Adli Kontrol Kararı Vermeye Yetkili Merciler Nelerdir ?

Adli kontrol tedbiri soruşturma evresinde; Cumhuriyet savcının istemi ile Sulh Ceza Hâkimi kararı ile verilir. Şüpheli, Cumhuriyet savcının istemi ve sulh ceza hakiminin kararı ile soruşturma evresinin her aşamasında adli kontrol altına alınabilir. (CMK m.110/1) Talep olmaksızın Sulh Ceza Hâkimi adli kontrole karar veremez, bunun tek istisnası; tutuklama istemi ile sulh ceza hakimliğine sevk edilen şüpheli hakkında adli kontrole karar verilmesidir. Ancak tam tersi şekilde savcının adli kontrol talep etmesi üzerine sulh ceza hâkimi tutuklama kararı veremez. 

Kovuşturma evresinde ise her aşamada görevli ve yetkili olan yargı mercileri olan mahkemeler tarafından adli kontrol kararı verilebilir. (CMK m.110/3) Şüpheli veya sanık hangi mahkemede yargılanmakta ise o mahkeme tarafından adli kontrol verilebilir. 

Adli Kontrol Kararının Kaldırılması

CMK’nın 111. Maddesinde adli kontrol kararının kaldırılması kararına; şüpheli veya sanığın istemi üzerine, Cumhuriyet savcısının görüşünü aldıktan sonra hâkim veya mahkeme karar verebilir.
Soruşturma evresinde bu kararı sulh ceza hâkimi kaldırırken, kovuşturma evresinde ise mahkeme tarafından adli kontrol kararı kaldırılabilir. 
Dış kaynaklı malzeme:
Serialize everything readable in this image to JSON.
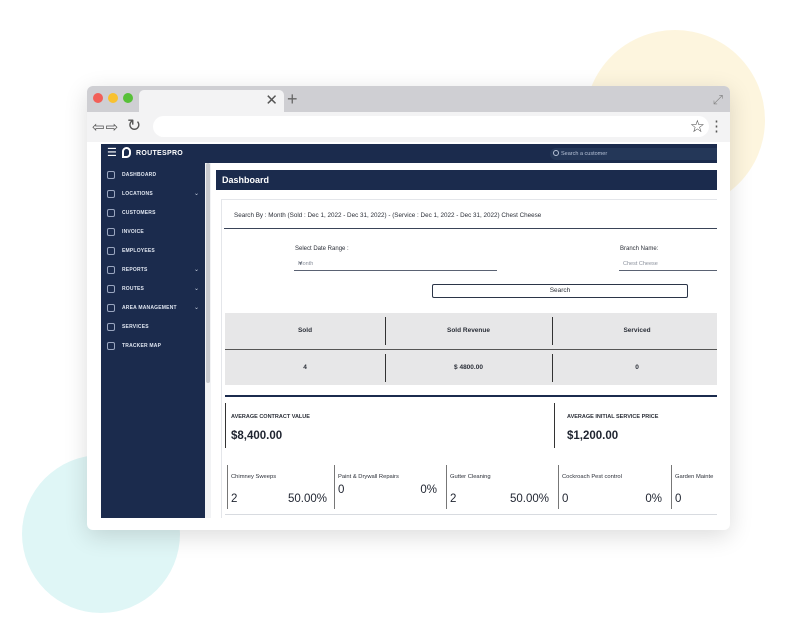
{
  "app": {
    "brand": "ROUTESPRO",
    "search_placeholder": "Search a customer"
  },
  "sidebar": {
    "items": [
      {
        "label": "DASHBOARD",
        "chevron": false,
        "icon": "dashboard-icon"
      },
      {
        "label": "LOCATIONS",
        "chevron": true,
        "icon": "location-icon"
      },
      {
        "label": "CUSTOMERS",
        "chevron": false,
        "icon": "customers-icon"
      },
      {
        "label": "INVOICE",
        "chevron": false,
        "icon": "invoice-icon"
      },
      {
        "label": "EMPLOYEES",
        "chevron": false,
        "icon": "employees-icon"
      },
      {
        "label": "REPORTS",
        "chevron": true,
        "icon": "reports-icon"
      },
      {
        "label": "ROUTES",
        "chevron": true,
        "icon": "routes-icon"
      },
      {
        "label": "AREA MANAGEMENT",
        "chevron": true,
        "icon": "area-icon"
      },
      {
        "label": "SERVICES",
        "chevron": false,
        "icon": "services-icon"
      },
      {
        "label": "TRACKER MAP",
        "chevron": false,
        "icon": "map-icon"
      }
    ]
  },
  "page": {
    "title": "Dashboard",
    "search_summary": "Search By : Month (Sold : Dec 1, 2022 - Dec 31, 2022) - (Service : Dec 1, 2022 - Dec 31, 2022) Chest Cheese",
    "date_range_label": "Select Date Range :",
    "date_range_value": "Month",
    "branch_label": "Branch Name:",
    "branch_value": "Chest Cheese",
    "search_button": "Search"
  },
  "stats": {
    "headers": [
      "Sold",
      "Sold Revenue",
      "Serviced"
    ],
    "values": [
      "4",
      "$ 4800.00",
      "0"
    ]
  },
  "averages": [
    {
      "label": "AVERAGE CONTRACT VALUE",
      "value": "$8,400.00"
    },
    {
      "label": "AVERAGE INITIAL SERVICE PRICE",
      "value": "$1,200.00"
    }
  ],
  "services": [
    {
      "name": "Chimney Sweeps",
      "count": "2",
      "pct": "50.00%"
    },
    {
      "name": "Paint & Drywall Repairs",
      "count": "0",
      "pct": "0%"
    },
    {
      "name": "Gutter Cleaning",
      "count": "2",
      "pct": "50.00%"
    },
    {
      "name": "Cockroach Pest control",
      "count": "0",
      "pct": "0%"
    },
    {
      "name": "Garden Mainte",
      "count": "0",
      "pct": ""
    }
  ],
  "colors": {
    "navy": "#1b2b4d",
    "stats_bg": "#e7e7e8"
  }
}
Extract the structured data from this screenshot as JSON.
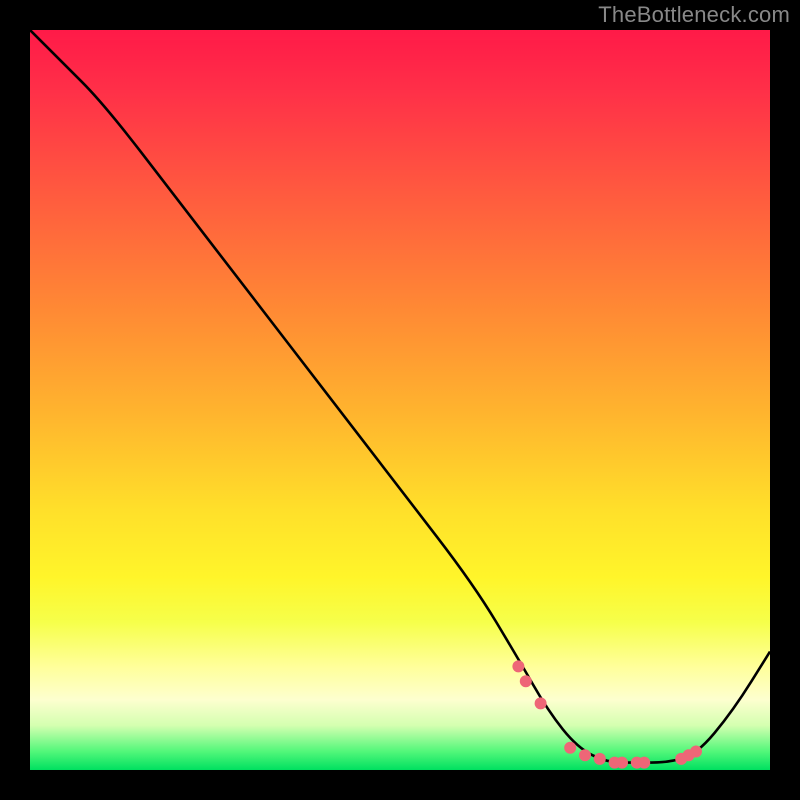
{
  "watermark": "TheBottleneck.com",
  "chart_data": {
    "type": "line",
    "title": "",
    "xlabel": "",
    "ylabel": "",
    "xlim": [
      0,
      100
    ],
    "ylim": [
      0,
      100
    ],
    "series": [
      {
        "name": "curve",
        "x": [
          0,
          4,
          10,
          20,
          30,
          40,
          50,
          60,
          66,
          70,
          74,
          78,
          82,
          86,
          90,
          95,
          100
        ],
        "y": [
          100,
          96,
          90,
          77,
          64,
          51,
          38,
          25,
          15,
          8,
          3,
          1,
          1,
          1,
          2,
          8,
          16
        ]
      },
      {
        "name": "dots",
        "x": [
          66,
          67,
          69,
          73,
          75,
          77,
          79,
          80,
          82,
          83,
          88,
          89,
          90
        ],
        "y": [
          14,
          12,
          9,
          3,
          2,
          1.5,
          1,
          1,
          1,
          1,
          1.5,
          2,
          2.5
        ]
      }
    ],
    "colors": {
      "curve": "#000000",
      "dots": "#ee6677",
      "gradient_top": "#ff1a48",
      "gradient_mid": "#ffe02a",
      "gradient_bottom": "#00e060"
    }
  }
}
Adli Kontrol Kararına Nasıl İtiraz Edilir ?

Adli kontrole ilişkin kararlara itiraz edilebilir. (CMK 111/2) İtiraz yolu açıktır çünkü bunlar mahkeme kararı niteliğinde değil hâkim kararı niteliğindedir. Koruma tedbirlerine karşı temyiz ve istinaf kanun yoluna başvurma imkânı olmayıp tek denetim yolu itiraz kanun yoludur. 
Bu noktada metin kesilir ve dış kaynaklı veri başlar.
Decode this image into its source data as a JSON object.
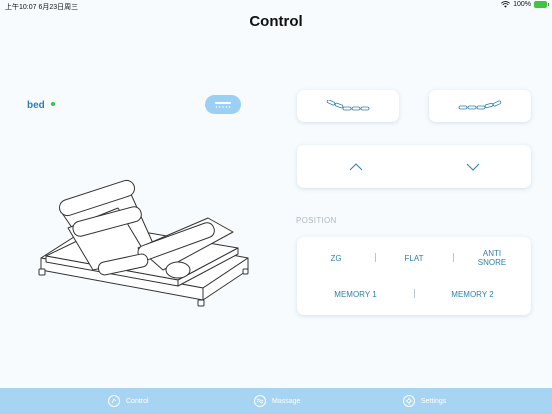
{
  "status_bar": {
    "time_date": "上午10:07  6月23日周三",
    "battery": "100%"
  },
  "title": "Control",
  "bed": {
    "name": "bed",
    "online_color": "#33c24d"
  },
  "icons": {
    "light": "light-icon",
    "preset_sit": "bed-sit-position-icon",
    "preset_lift": "bed-leg-lift-position-icon",
    "up": "chevron-up-icon",
    "down": "chevron-down-icon"
  },
  "position": {
    "section_label": "POSITION",
    "buttons": [
      "ZG",
      "FLAT",
      "ANTI\nSNORE",
      "MEMORY 1",
      "MEMORY 2"
    ]
  },
  "tabs": [
    {
      "label": "Control",
      "icon": "control-icon"
    },
    {
      "label": "Massage",
      "icon": "massage-icon"
    },
    {
      "label": "Settings",
      "icon": "settings-icon"
    }
  ],
  "colors": {
    "accent": "#2f7fae",
    "tab_bar": "#a7d4f3",
    "light_button": "#9bd0f2"
  }
}
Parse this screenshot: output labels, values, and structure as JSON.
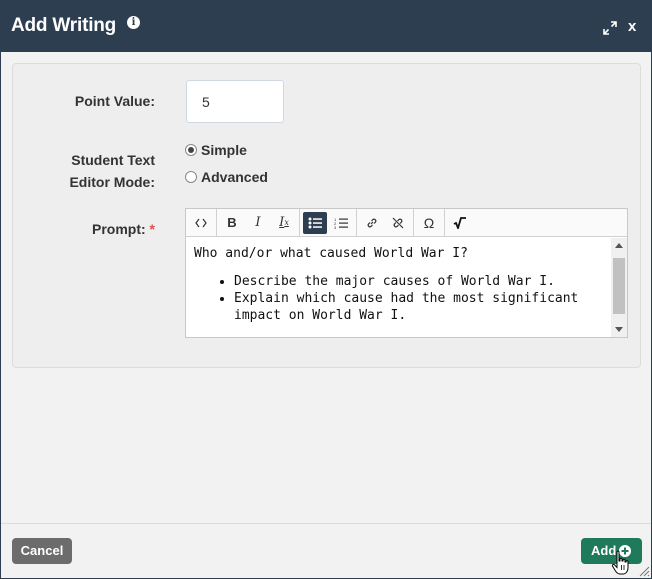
{
  "dialog": {
    "title": "Add Writing",
    "info_icon": "info-icon",
    "expand_icon": "expand-icon",
    "close_label": "x"
  },
  "form": {
    "point_value_label": "Point Value:",
    "point_value": "5",
    "editor_mode_label_line1": "Student Text",
    "editor_mode_label_line2": "Editor Mode:",
    "mode_options": [
      {
        "label": "Simple",
        "checked": true
      },
      {
        "label": "Advanced",
        "checked": false
      }
    ],
    "prompt_label": "Prompt:",
    "required_mark": "*"
  },
  "editor": {
    "toolbar": [
      {
        "name": "source-code-icon",
        "glyph": "<>"
      },
      {
        "name": "bold-icon",
        "glyph": "B"
      },
      {
        "name": "italic-icon",
        "glyph": "I"
      },
      {
        "name": "remove-format-icon",
        "glyph": "Ix"
      },
      {
        "name": "bulleted-list-icon",
        "glyph": "bullets",
        "active": true
      },
      {
        "name": "numbered-list-icon",
        "glyph": "numbers"
      },
      {
        "name": "link-icon",
        "glyph": "link"
      },
      {
        "name": "unlink-icon",
        "glyph": "unlink"
      },
      {
        "name": "special-character-icon",
        "glyph": "Ω"
      },
      {
        "name": "math-sqrt-icon",
        "glyph": "sqrt"
      }
    ],
    "content_paragraph": "Who and/or what caused World War I?",
    "content_bullets": [
      "Describe the major causes of World War I.",
      "Explain which cause had the most significant impact on World War I."
    ]
  },
  "footer": {
    "cancel_label": "Cancel",
    "add_label": "Add"
  },
  "colors": {
    "titlebar": "#2c3e50",
    "add_button": "#1f7a5c",
    "cancel_button": "#6c6c6c",
    "required": "#d9534f"
  }
}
Adli Kontrol kararına karşı kararı veren mahkemeye ya da hâkime kararın öğrenildiği günden itibaren 7 gün içinde bir dilekçe ile itiraz edilebilir. 

Ayrıca şüpheli/sanık adli kontrol tedbirlerinin kaldırılmasını veya değiştirilmesini kararı veren hâkim veya mahkemeden her zaman talep edebilir.